Medicaid under a Trump Administration: Rethinking the Medicaid Program

Last week, we wrote about the importance of the Medicaid program, especially given its size as, by far, the largest health insurance plan in the United States.  We noted that Medicaid covers 71 million people (this number increased dramatically after the Affordable Care Act was enacted in 2010).  We said that “Medicaid is important for all of us” – whether you are a program beneficiary, a taxpayer who helps pay for it, a State or Federal government official who administers it or a provider who provides health care services to a beneficiary.

But Medicaid is also in desperate need of reform.  It is a 1960s-era health insurance plan living in a 21st century world.  Whereas Medicare has implemented program reforms (Medicare Advantage; Medicare Part D; delivery system reform through the Innovation Center), Medicaid has been slower to innovate.  The program’s costs are skyrocketing:  in 1987, Medicaid consumed 8.1% of State budgets.  By 2013, that share had increased to 18.9%.   This increase is crowding out State spending on education, roads and transportation, criminal justice, and other needs.

Last week we wrote about “five things we know about Medicaid in 2017.”  This week, we are going to suggest three areas for broad reform of Medicaid that we think the incoming Trump Administration may be in a position to consider.

First:  as we noted last week, States will play a bigger role in managing Medicaid in 2017.  That is only appropriate; after all, Medicaid is, at its core, a reflection of the American federalist system of government, in which States can act as a check and a counter-balance to the vast power of the Federal government.  That’s why we think that the incoming Trump Administration may make greater use of and vastly simplify the waiver authorities that exist under Federal law.  Too often, the waiver process is a “mother, may I?” experience under which States come hat-in-hand to CMS requesting flexibility in administering their programs.  We think that the incoming Trump Administration may change this paradigm to give far more power to the States.  And of course, if Congress couples this administrative flexibility by block granting or converting Medicaid to a per-capita spending program, State flexibility will increase even more.

Second:  the financing system for Medicaid is a mess.  Consider:

  • There is a gross inequity in funding Medicaid. Right now, States receive greater funding for able-bodied adults with income above the poverty level than they do for children, pregnant women, elderly individuals and individuals with disabilities whose incomes are below the poverty level.
  • The Medicaid financing system disadvantages States when they can least afford it: in times of economic uncertainty.  Anytime that the American economy enters into a recession – as happened in 1991 – 1992; 2000 – 2001 and, most recently, in 2008 and 2009 – that economic stress places enormous demands on State Medicaid programs at the very time that States can least afford those demands, as State revenue streams are dwindling.
  • These quirks in Medicaid financing encourage States to use creative financing arrangements that result in their not paying their full share of program costs, and shifting those costs to the federal government.

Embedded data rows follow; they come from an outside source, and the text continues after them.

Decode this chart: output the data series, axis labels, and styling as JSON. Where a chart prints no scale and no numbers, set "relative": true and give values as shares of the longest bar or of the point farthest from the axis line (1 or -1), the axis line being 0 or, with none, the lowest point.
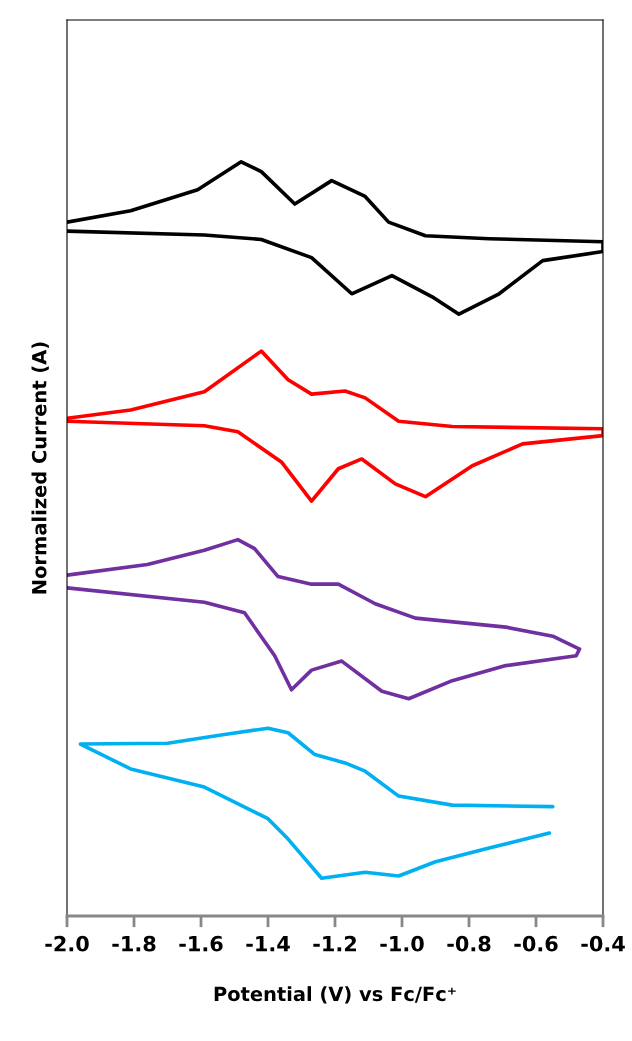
{
  "chart_data": {
    "type": "line",
    "xlabel": "Potential (V) vs Fc/Fc⁺",
    "ylabel": "Normalized Current (A)",
    "relative": true,
    "tick_labels": "x",
    "xlim": [
      -2.0,
      -0.4
    ],
    "xticks": [
      {
        "value": -2.0,
        "label": "-2.0"
      },
      -1.8,
      -1.6,
      -1.4,
      -1.2,
      {
        "value": -1.0,
        "label": "-1.0"
      },
      -0.8,
      -0.6,
      -0.4
    ],
    "grid": false,
    "marker": "none",
    "line_style": "solid",
    "series": [
      {
        "color": "#000000",
        "x": [
          -2.0,
          -1.81,
          -1.61,
          -1.48,
          -1.42,
          -1.32,
          -1.21,
          -1.11,
          -1.04,
          -0.93,
          -0.74,
          -0.4,
          -0.4,
          -0.58,
          -0.71,
          -0.83,
          -0.91,
          -1.03,
          -1.15,
          -1.27,
          -1.42,
          -1.59,
          -2.0
        ],
        "values": [
          0.92,
          0.935,
          0.963,
          1.0,
          0.987,
          0.944,
          0.975,
          0.954,
          0.92,
          0.902,
          0.898,
          0.894,
          0.881,
          0.869,
          0.825,
          0.798,
          0.821,
          0.849,
          0.825,
          0.873,
          0.897,
          0.903,
          0.908
        ]
      },
      {
        "color": "#ff0000",
        "x": [
          -2.0,
          -1.81,
          -1.59,
          -1.42,
          -1.34,
          -1.27,
          -1.17,
          -1.11,
          -1.01,
          -0.85,
          -0.4,
          -0.4,
          -0.64,
          -0.79,
          -0.93,
          -1.02,
          -1.12,
          -1.19,
          -1.27,
          -1.36,
          -1.49,
          -1.59,
          -2.0
        ],
        "values": [
          0.66,
          0.671,
          0.695,
          0.749,
          0.711,
          0.692,
          0.696,
          0.687,
          0.656,
          0.649,
          0.646,
          0.637,
          0.626,
          0.597,
          0.556,
          0.573,
          0.606,
          0.593,
          0.55,
          0.602,
          0.642,
          0.65,
          0.656
        ]
      },
      {
        "color": "#7030a0",
        "x": [
          -2.0,
          -1.76,
          -1.59,
          -1.49,
          -1.44,
          -1.37,
          -1.27,
          -1.19,
          -1.08,
          -0.96,
          -0.69,
          -0.55,
          -0.47,
          -0.48,
          -0.69,
          -0.85,
          -0.98,
          -1.06,
          -1.18,
          -1.27,
          -1.33,
          -1.38,
          -1.47,
          -1.59,
          -2.0
        ],
        "values": [
          0.452,
          0.466,
          0.485,
          0.499,
          0.487,
          0.45,
          0.44,
          0.44,
          0.414,
          0.395,
          0.383,
          0.371,
          0.354,
          0.345,
          0.332,
          0.312,
          0.288,
          0.298,
          0.338,
          0.326,
          0.3,
          0.345,
          0.402,
          0.416,
          0.435
        ]
      },
      {
        "color": "#00b0f0",
        "x": [
          -0.55,
          -0.85,
          -1.01,
          -1.11,
          -1.17,
          -1.26,
          -1.34,
          -1.4,
          -1.54,
          -1.7,
          -1.96,
          -1.81,
          -1.59,
          -1.4,
          -1.34,
          -1.24,
          -1.11,
          -1.01,
          -0.9,
          -0.74,
          -0.56
        ],
        "values": [
          0.145,
          0.147,
          0.159,
          0.192,
          0.203,
          0.214,
          0.243,
          0.249,
          0.24,
          0.229,
          0.228,
          0.195,
          0.171,
          0.129,
          0.102,
          0.05,
          0.058,
          0.053,
          0.072,
          0.09,
          0.11
        ]
      }
    ]
  }
}
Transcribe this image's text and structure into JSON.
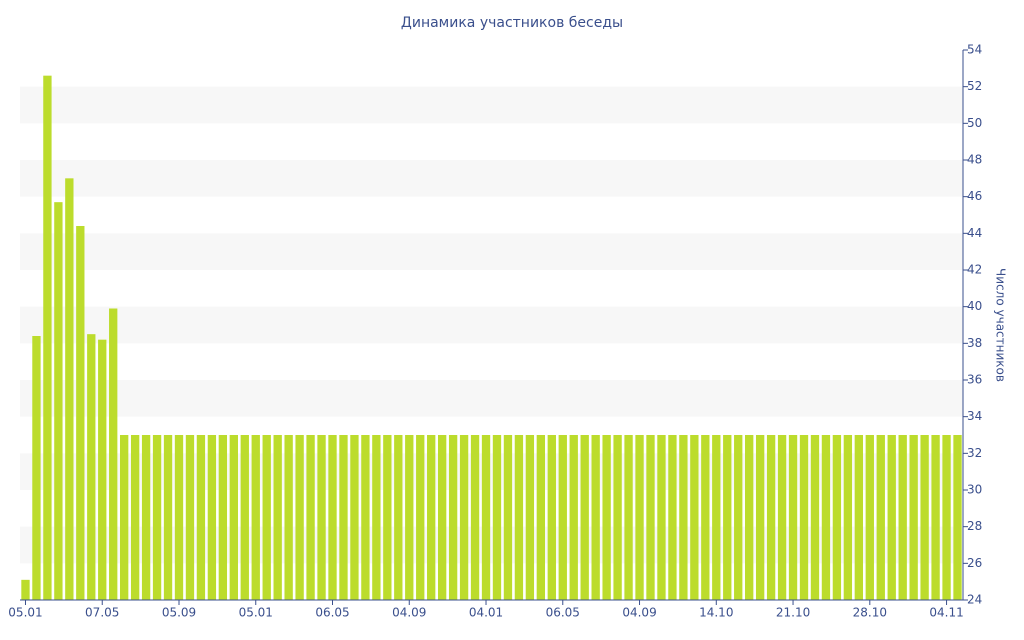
{
  "chart_data": {
    "type": "bar",
    "title": "Динамика участников беседы",
    "y_axis_label": "Число участников",
    "categories": [
      "05.01",
      null,
      null,
      null,
      null,
      null,
      null,
      "07.05",
      null,
      null,
      null,
      null,
      null,
      null,
      "05.09",
      null,
      null,
      null,
      null,
      null,
      null,
      "05.01",
      null,
      null,
      null,
      null,
      null,
      null,
      "06.05",
      null,
      null,
      null,
      null,
      null,
      null,
      "04.09",
      null,
      null,
      null,
      null,
      null,
      null,
      "04.01",
      null,
      null,
      null,
      null,
      null,
      null,
      "06.05",
      null,
      null,
      null,
      null,
      null,
      null,
      "04.09",
      null,
      null,
      null,
      null,
      null,
      null,
      "14.10",
      null,
      null,
      null,
      null,
      null,
      null,
      "21.10",
      null,
      null,
      null,
      null,
      null,
      null,
      "28.10",
      null,
      null,
      null,
      null,
      null,
      null,
      "04.11",
      null
    ],
    "values": [
      25.1,
      38.4,
      52.6,
      45.7,
      47,
      44.4,
      38.5,
      38.2,
      39.9,
      33,
      33,
      33,
      33,
      33,
      33,
      33,
      33,
      33,
      33,
      33,
      33,
      33,
      33,
      33,
      33,
      33,
      33,
      33,
      33,
      33,
      33,
      33,
      33,
      33,
      33,
      33,
      33,
      33,
      33,
      33,
      33,
      33,
      33,
      33,
      33,
      33,
      33,
      33,
      33,
      33,
      33,
      33,
      33,
      33,
      33,
      33,
      33,
      33,
      33,
      33,
      33,
      33,
      33,
      33,
      33,
      33,
      33,
      33,
      33,
      33,
      33,
      33,
      33,
      33,
      33,
      33,
      33,
      33,
      33,
      33,
      33,
      33,
      33,
      33,
      33,
      33
    ],
    "color": "#bcdc2c",
    "ylim": [
      24,
      54
    ],
    "yticks": [
      24,
      26,
      28,
      30,
      32,
      34,
      36,
      38,
      40,
      42,
      44,
      46,
      48,
      50,
      52,
      54
    ],
    "grid": true,
    "y_axis_side": "right"
  }
}
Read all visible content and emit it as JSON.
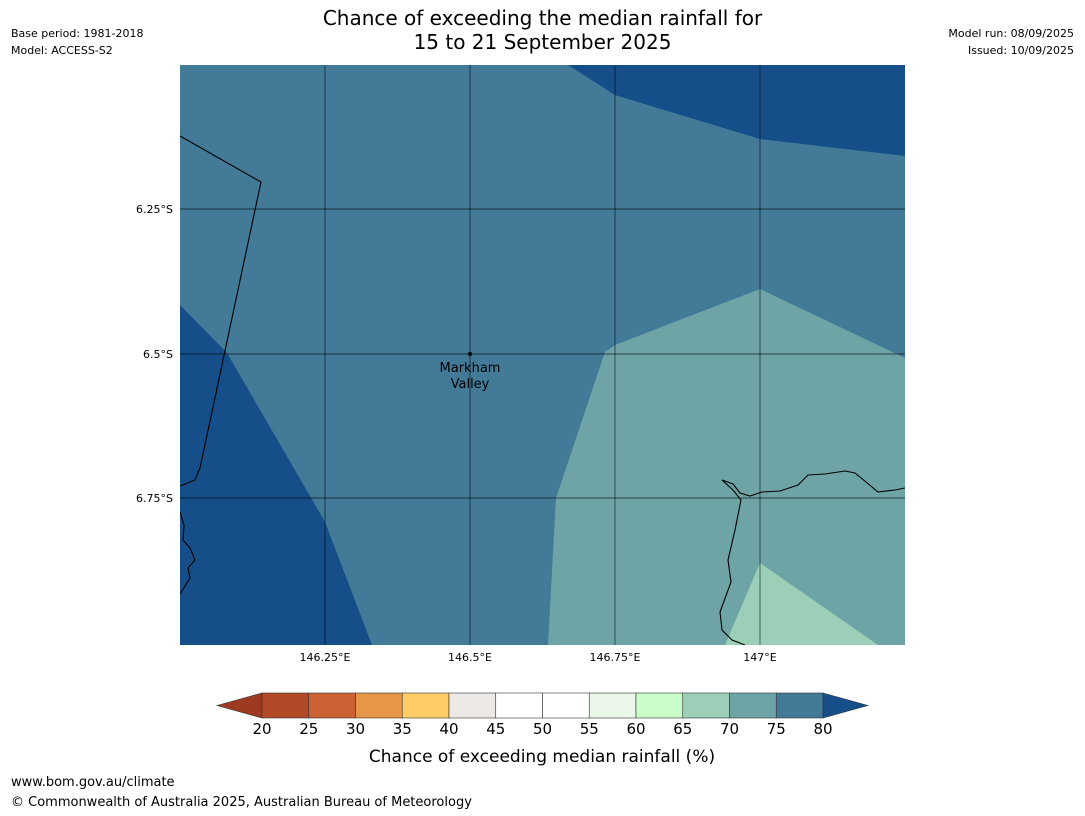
{
  "title": {
    "line1": "Chance of exceeding the median rainfall for",
    "line2": "15 to 21 September 2025"
  },
  "meta_left": {
    "base_period": "Base period: 1981-2018",
    "model": "Model: ACCESS-S2"
  },
  "meta_right": {
    "model_run": "Model run: 08/09/2025",
    "issued": "Issued: 10/09/2025"
  },
  "map": {
    "lat_labels": [
      "6.25°S",
      "6.5°S",
      "6.75°S"
    ],
    "lon_labels": [
      "146.25°E",
      "146.5°E",
      "146.75°E",
      "147°E"
    ],
    "place": {
      "line1": "Markham",
      "line2": "Valley"
    },
    "zone_colors": {
      "above_80": "#154e88",
      "band_75_80": "#427a98",
      "band_70_75": "#6fa4a7",
      "band_65_70": "#9ccfb8"
    }
  },
  "legend": {
    "title": "Chance of exceeding median rainfall (%)",
    "ticks": [
      "20",
      "25",
      "30",
      "35",
      "40",
      "45",
      "50",
      "55",
      "60",
      "65",
      "70",
      "75",
      "80"
    ],
    "low_color": "#9e3a22",
    "colors": [
      "#b24a27",
      "#cd6133",
      "#e59646",
      "#ffcc66",
      "#ede9e6",
      "#ffffff",
      "#ffffff",
      "#e9f6e9",
      "#c9fdc9",
      "#9ccfb8",
      "#6fa4a7",
      "#427a98"
    ],
    "high_color": "#154e88"
  },
  "footer": {
    "url": "www.bom.gov.au/climate",
    "copyright": "© Commonwealth of Australia 2025, Australian Bureau of Meteorology"
  }
}
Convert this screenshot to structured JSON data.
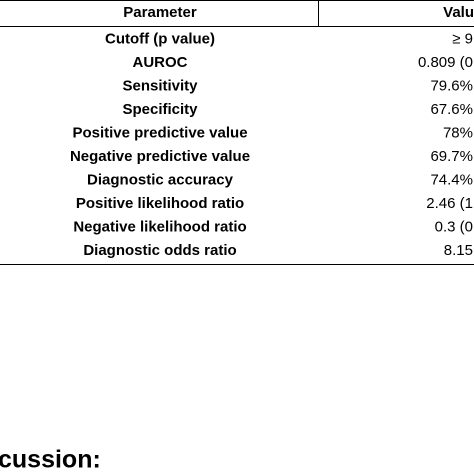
{
  "table": {
    "header": [
      "Parameter",
      "Valu"
    ],
    "rows": [
      [
        "Cutoff (p value)",
        "≥ 9"
      ],
      [
        "AUROC",
        "0.809 (0"
      ],
      [
        "Sensitivity",
        "79.6%"
      ],
      [
        "Specificity",
        "67.6%"
      ],
      [
        "Positive predictive value",
        "78%"
      ],
      [
        "Negative predictive value",
        "69.7%"
      ],
      [
        "Diagnostic accuracy",
        "74.4%"
      ],
      [
        "Positive likelihood ratio",
        "2.46 (1"
      ],
      [
        "Negative likelihood ratio",
        "0.3 (0"
      ],
      [
        "Diagnostic odds ratio",
        "8.15"
      ]
    ]
  },
  "section_heading": "cussion:"
}
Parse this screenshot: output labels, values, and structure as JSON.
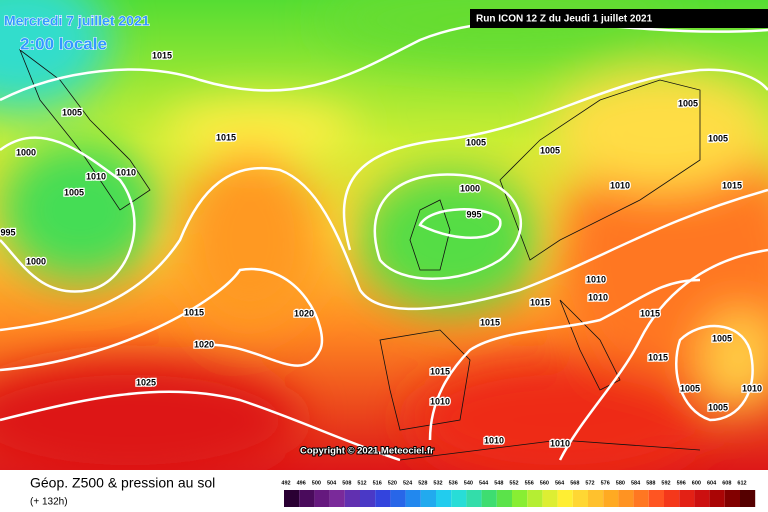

The incoming Trump Administration, working with Congress, could address the financing inequities in Medicaid.  The last time that there was a major financing shift in Medicaid was in 2006, when the federal government assumed the costs of prescription drug coverage for dual-eligibles.

Third:  rising prescription drug costs are negatively affecting Medicaid budgets.  This gives the incoming Administration and Congress an opportunity to re-think the existing prescription drug rebate program.  There are many issues that need to be addressed in the program.  For example, the current rebate system is ill-equipped to address the revolution in payment system reform that is occurring in the health care system such as value-based purchasing and pay-for-performance; in fact, it actively dis-incentivizes manufacturers from entering into these arrangements.  Manufacturers have complained that States are not living up to the requirements of the prescription drug rebate statute that drugs be covered once manufacturers agree to provide rebates.  And in the final outpatient prescription drug rule that CMS published on February 1, 2016, the agency did not finalize a policy on key issues such as the treatment of “line extensions” of brand name drugs.

Our view is that the Medicaid program has been treated as an “afterthought” in the American health care system for much of the past 50 years.  In fact, that’s part of the reason that we started this blog – because we think that Medicaid should not be treated as an afterthought.  As we noted last week, it is a health care program that affects the lives of over 70 million people.  The incoming Trump Administration and the incoming 115th Congress has a once-in-a-generation opportunity to improve the operation of this vitally important program.